Contest for the Future
Trump’s Right to Say He’s Not Launching a Trade War With China. He’s Doing Something Bigger.
No one likes trade friction, but after decades of failing to stop Chinese theft of American intellectual property, there are no more no-cost solutions.
Hours ago, President Trump, acting under the authority of Section 301 of the Trade Act of 1974, instructed U.S. Trade Representative Robert Lighthizer to consider the imposition of tariffs on $100 billion of Chinese goods. These tariffs are on top of those Lighthizer proposed Tuesday on $50 billion of China’s products. All these duties are intended to remedy China’s theft of American intellectual property.
“We are not in a trade war with China,” President Trump tweeted Wednesday morning.
The president is correct. What looks like a trade war is really a struggle for the control of the technologies that will dominate coming decades.
The trade war narrative seems at first glance to fit the facts. On March 8, the United States, pursuant to Section 232 of the Trade Expansion Act of 1962, imposed tariffs on steel and aluminum from China and other countries.
On March 22, President Trump issued a memorandum directing Lighthizer to consider 301 tariffs on China. Beijing, within a few hours, announced tariffs of its own on $3 billion of U.S. goods.
This Wednesday, Beijing made another announcement, this time proposing tariffs on $50 billion of imports from America.
This looks frightening because no one knows what happens when a dispute engulfs the planet’s two largest economies. As Neil Irwin of The New York Times wrote Thursday referring to China, “a trade war with such a major trading partner is without precedent in modern times.”
President Trump, whether he ends up in a trade war or not, has zeroed in on the core of the competition between China and the U.S. Lighthizer’s proposed tariff list Tuesday includes duties on some mundane items but especially goes after the Chinese aerospace, information and communications tech, and robotics sectors. As Zhou Hao of Commerzbank in Singapore told Bloomberg, “The U.S. list suggests that the government is targeting the ‘Made in China 2025’ initiative.”
That initiative, announced in 2015 by China’s State Council, seeks to make that country nearly self-sufficient in 10 crucial industries, including aircraft, robots, electric cars, and computer chips. Beijing has set out specific goals for market shares by industry.
The plan aims for near self-sufficiency in components by 2020 and materials five years later. Moreover, Beijing, stepping into trade-violation territory, wants Chinese industries to possess 80 percent of their home market in the listed sectors.
CM2025, as the initiative is known in China, calls for jumbo-sized, low-interest loans from state investment funds and development banks, aid for the purchase of foreign competitors, and research subsidies.
Trump fired back at Beijing’s plans. In his March 22 memorandum, the president directed the Treasury secretary to “propose executive branch action … to address concerns about investment in the United States directed or facilitated by China in industries or technologies deemed important to the United States.”
The president has already stopped two Chinese acquisitions of American tech companies.
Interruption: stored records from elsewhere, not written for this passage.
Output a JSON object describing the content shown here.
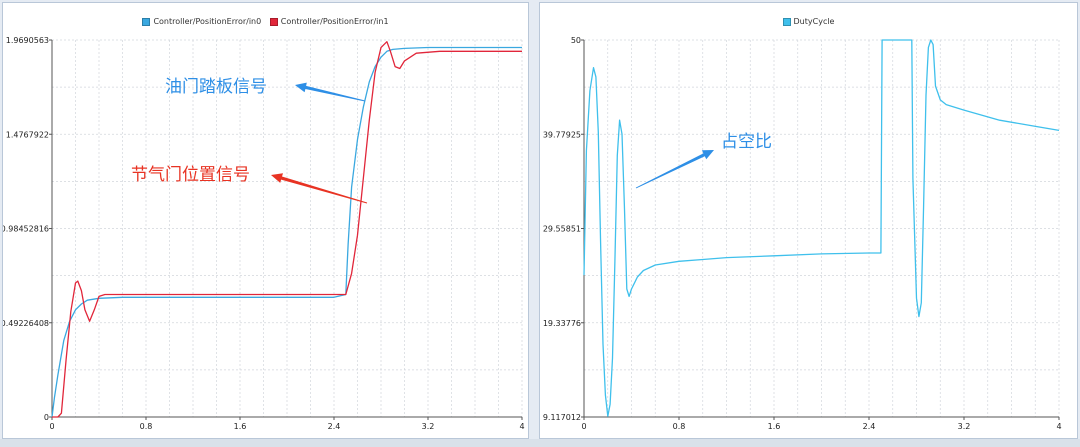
{
  "colors": {
    "throttle_signal": "#e1263a",
    "pedal_signal": "#3aa8e0",
    "duty_cycle": "#3fc0ec",
    "annotation_blue": "#2e8fe6",
    "annotation_red": "#e83323",
    "grid": "#d2d6dc",
    "axis": "#555555"
  },
  "chart_data": [
    {
      "type": "line",
      "title": "",
      "legend": [
        "Controller/PositionError/in0",
        "Controller/PositionError/in1"
      ],
      "legend_placement": "top-center",
      "grid": true,
      "xlim": [
        0,
        4
      ],
      "ylim": [
        0,
        1.9690563
      ],
      "x_ticks": [
        "0",
        "0.8",
        "1.6",
        "2.4",
        "3.2",
        "4"
      ],
      "y_ticks": [
        "0",
        "0.49226408",
        "0.98452816",
        "1.4767922",
        "1.9690563"
      ],
      "annotations": [
        "油门踏板信号",
        "节气门位置信号"
      ],
      "series": [
        {
          "name": "Controller/PositionError/in0",
          "x": [
            0,
            0.02,
            0.05,
            0.1,
            0.15,
            0.2,
            0.25,
            0.3,
            0.4,
            0.6,
            1.0,
            1.6,
            2.0,
            2.4,
            2.5,
            2.52,
            2.55,
            2.6,
            2.65,
            2.7,
            2.75,
            2.8,
            2.85,
            2.9,
            3.0,
            3.2,
            3.5,
            4.0
          ],
          "y": [
            0,
            0.1,
            0.22,
            0.4,
            0.5,
            0.56,
            0.59,
            0.61,
            0.62,
            0.625,
            0.625,
            0.625,
            0.625,
            0.625,
            0.64,
            0.9,
            1.2,
            1.45,
            1.62,
            1.75,
            1.83,
            1.88,
            1.91,
            1.92,
            1.925,
            1.93,
            1.93,
            1.93
          ]
        },
        {
          "name": "Controller/PositionError/in1",
          "x": [
            0,
            0.05,
            0.08,
            0.12,
            0.16,
            0.2,
            0.22,
            0.25,
            0.28,
            0.32,
            0.36,
            0.4,
            0.45,
            0.5,
            0.8,
            1.6,
            2.4,
            2.5,
            2.55,
            2.6,
            2.65,
            2.7,
            2.75,
            2.8,
            2.85,
            2.88,
            2.92,
            2.96,
            3.0,
            3.1,
            3.3,
            4.0
          ],
          "y": [
            0,
            0,
            0.02,
            0.3,
            0.55,
            0.7,
            0.71,
            0.66,
            0.56,
            0.5,
            0.56,
            0.63,
            0.64,
            0.64,
            0.64,
            0.64,
            0.64,
            0.64,
            0.75,
            0.95,
            1.25,
            1.55,
            1.8,
            1.93,
            1.96,
            1.91,
            1.83,
            1.82,
            1.86,
            1.9,
            1.91,
            1.91
          ]
        }
      ]
    },
    {
      "type": "line",
      "title": "",
      "legend": [
        "DutyCycle"
      ],
      "legend_placement": "top-center",
      "grid": true,
      "xlim": [
        0,
        4
      ],
      "ylim": [
        9.117012,
        50
      ],
      "x_ticks": [
        "0",
        "0.8",
        "1.6",
        "2.4",
        "3.2",
        "4"
      ],
      "y_ticks": [
        "9.117012",
        "19.33776",
        "29.55851",
        "39.77925",
        "50"
      ],
      "annotations": [
        "占空比"
      ],
      "series": [
        {
          "name": "DutyCycle",
          "x": [
            0,
            0.02,
            0.05,
            0.08,
            0.1,
            0.12,
            0.14,
            0.16,
            0.18,
            0.2,
            0.22,
            0.24,
            0.26,
            0.28,
            0.3,
            0.32,
            0.34,
            0.36,
            0.38,
            0.4,
            0.45,
            0.5,
            0.6,
            0.8,
            1.0,
            1.2,
            1.6,
            2.0,
            2.4,
            2.5,
            2.51,
            2.55,
            2.7,
            2.76,
            2.77,
            2.8,
            2.82,
            2.84,
            2.86,
            2.88,
            2.9,
            2.92,
            2.94,
            2.96,
            3.0,
            3.05,
            3.2,
            3.5,
            4.0
          ],
          "y": [
            24.5,
            38.0,
            44.5,
            47.0,
            46.0,
            40.0,
            28.0,
            17.0,
            11.5,
            9.2,
            10.5,
            15.5,
            26.0,
            37.5,
            41.3,
            39.8,
            32.0,
            23.0,
            22.2,
            23.0,
            24.3,
            25.0,
            25.6,
            26.0,
            26.2,
            26.4,
            26.6,
            26.8,
            26.9,
            26.9,
            50,
            50,
            50,
            50,
            35.0,
            22.0,
            20.0,
            21.5,
            32.0,
            44.0,
            49.2,
            50,
            49.5,
            45.0,
            43.5,
            43.0,
            42.4,
            41.3,
            40.2
          ]
        }
      ]
    }
  ]
}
First, he thwarted Canyon Bridge Capital Partners, a Chinese-controlled buyout fund, from taking over chipmaker Lattice Semiconductor. More important, Trump just stopped Singapore’s Broadcom from making a run at Qualcomm, the giant competing against China’s Huawei and ZTE in the race to dominate 5G wireless communications.
The news of Trump’s additional $100 billion in tariffs is now tanking markets. Investors don’t like “trade wars” or disruptions of any kind.
Yet the current relationship between China and the U.S. needs to be disrupted. Chinese theft of intellectual property is sapping American innovation and therefore America’s economy. The IP Commission, in a 2017 update (PDF) to its landmark 2013 report, estimates the U.S. each year loses somewhere between $225 billion to $600 billion in intellectual property through predatory means. It almost goes without saying that most of that loss is, directly or indirectly, to China.
Some say the annual loss is far less than the Commission thinks, but the theft, even according to low estimates, is grievous for a country that has developed an innovation-based society.
Innovative America is now competing with China not just for dominance in 5G but also in artificial intelligence and quantum communications and computing.
Beijing, in order to compete, is devoting substantial state resources to these areas, some $300 billion for CM2025 alone. The U.S. Federal government, on the other hand, has been reluctant to match the Chinese commitment. Washington, D.C.-based trade expert Alan Tonelson told The Daily Beast that the Trump administration’s record when it comes to support for basic research “is mixed at best.”
If Washington is not going to help create the technologies of the future, it at least has to protect what the private sector in the United States develops. No one likes trade friction, but after decades of failing to stop Chinese theft, there are no more no-cost solutions. And there is now no choice but to impose costs on China greater than the benefits it obtains from theft.
As Trump said, this is not a trade war. This is a contest for control of critical technologies, in other words, for the future.